- Feb 21, 2016
10 Plays, 100 Years--August Wilson
Playwright August Wilson reveals the history of a neighborhood
The 20th century was one of the most well documented periods in history due to the explosion of new media, with news, radio, photography, film, television and the internet capturing millions of stories. How the last century will be remembered depends on how complete a history we hold on to, filling in not just events, but also daily life and relationships, ideas and virtues. In the quest to chronicle the last century, one of the greatest contributors was August Wilson.
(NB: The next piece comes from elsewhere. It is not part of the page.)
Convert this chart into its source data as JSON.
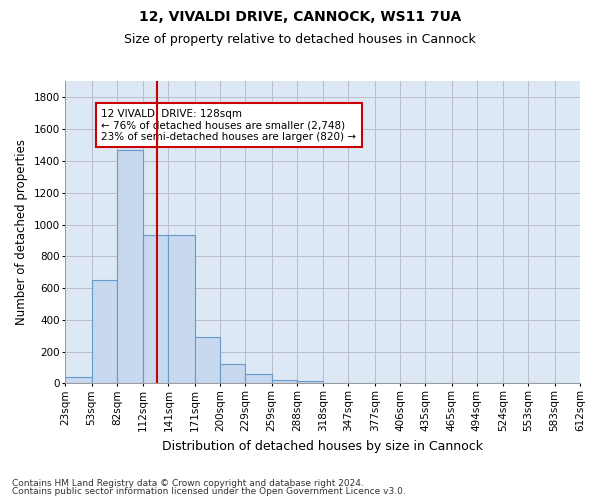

A playwright, Wilson wrote a cycle of ten plays, collectively titled either The Century Cycle – because each play takes place in a decade of the 20th century – or The Pittsburgh Cycle – because the action of most of the plays takes place in that city’s Hill District – that chronicle the changing social and historical landscape of black America over 100 years. With each decade he dramatized, Wilson captured a piece of untold American history and brought it to life with cadence, style and flow that are authentic to their time and place but unmistakably of the world of August Wilson. It is a world he observed growing up in the Hill District watching his neighbors struggle for dignity and security in a constantly evolving country.
When he started writing the first play he didn’t have an epic undertaking in mind. The plays came to him out of order, first the 70s, then the 20s and the 50s; he wrote the first three before he realized what they would eventually add up to. As he said in an interview just after completing the final play in the cycle, “I was taking one decade at a time… I never had to worry about what my next play was going to be.” There is no linear thread that runs through all ten plays, no single character or family to follow, and the plays don’t pick up where the previous one left off.
Rather, the Cycle tells the story of a changing neighborhood, impoverished but vital. About more than the characters that inhabit his world, Wilson’s plays are rich with the feeling of community that characterized the tightly settled early urban black neighborhoods. They are about living right on top of friends and enemies. They chronicle the changing lives of a people on the move, sometimes on their way up and other times getting dragged down. Wilson’s Hill District and the individuals who reside there are defined by a relentless struggle: for a decent job, a nicer home, a better way of life, reconciliation with the past, possibility for the future, or the simplicity of a meal, a place to sleep or someone to love.
Wilson’s words expanded the definition of a country that, for so long, marginalized or ignored the stories of African Americans. “I think my plays offer (white Americans) a different way to look at black Americans,” he said in an interview in The Paris Review in 1999. “For instance, in Fences they see a garbage man, a person they don’t really look at, although they see a garbage man every day. By looking at Troy’s life, white people find out that the content of this black garbage man’s life is affected by the same things – love, honor, beauty, betrayal, duty. Recognizing that these things are as much part of his life as theirs can affect how they think about and deal with black people in their lives.”
August Wilson was born in 1945 in the Hill District. In his childhood he was called Freddie, named Frederick August Kittel by his absent, alcoholic German father. He identified more with his African-American mother, Daisy Wilson, a fierce woman who raised her six children to be as strong-minded as she was.
It was the people Wilson observed and studied in the neighborhood – the men’s animated conversations in barbershops, the cigar store or coffee shop on the corner and the women pausing to gossip on their way to the white neighborhoods where they worked as domestics or bickering in backyards while they prepared dinner – who were the raw materials absorbed and reformed by the playwright.
Dropping out of school in the tenth grade and choosing his middle name and Daisy’s maiden name as his own, August Wilson invented himself. Infused with the determination of his mother, the education provided by the local branch of the Carnegie library and the truth found in a 78rpm Bessie Smith blues record he bought for a nickel at St Vincent De Paul’s, he became the man who would write the characters of his youth into infamous and gritty life in his plays.
Wilson said, “Before I am anything, a man or a playwright, I am an African American. The tributary streams of culture, history and experience have provided me with the materials out of which I make my art.” Inspired by the work of artist and writer Romare Bearden, Wilson’s plays are a vibrant collage of fact, faith and fortune using musicality, language and rhythm. He educated himself with books and music, but also by paying attention to the struggles of his elders and tapping into the mythology of the American Dream. Historical accuracy and strict reality give way in favor of a deep exploration of emotional truth. Language lilts and chops through the complicated dynamics of relationships heavy with the weight of the past.
In an essay published in The New York Times in 2000, Wilson wrote, “I wanted to place this culture on stage in all its richness and fullness and to demonstrate its ability to sustain us in all areas of human life and endeavor and through profound movements of our history in which the larger society has thought less of us than we have thought of ourselves.”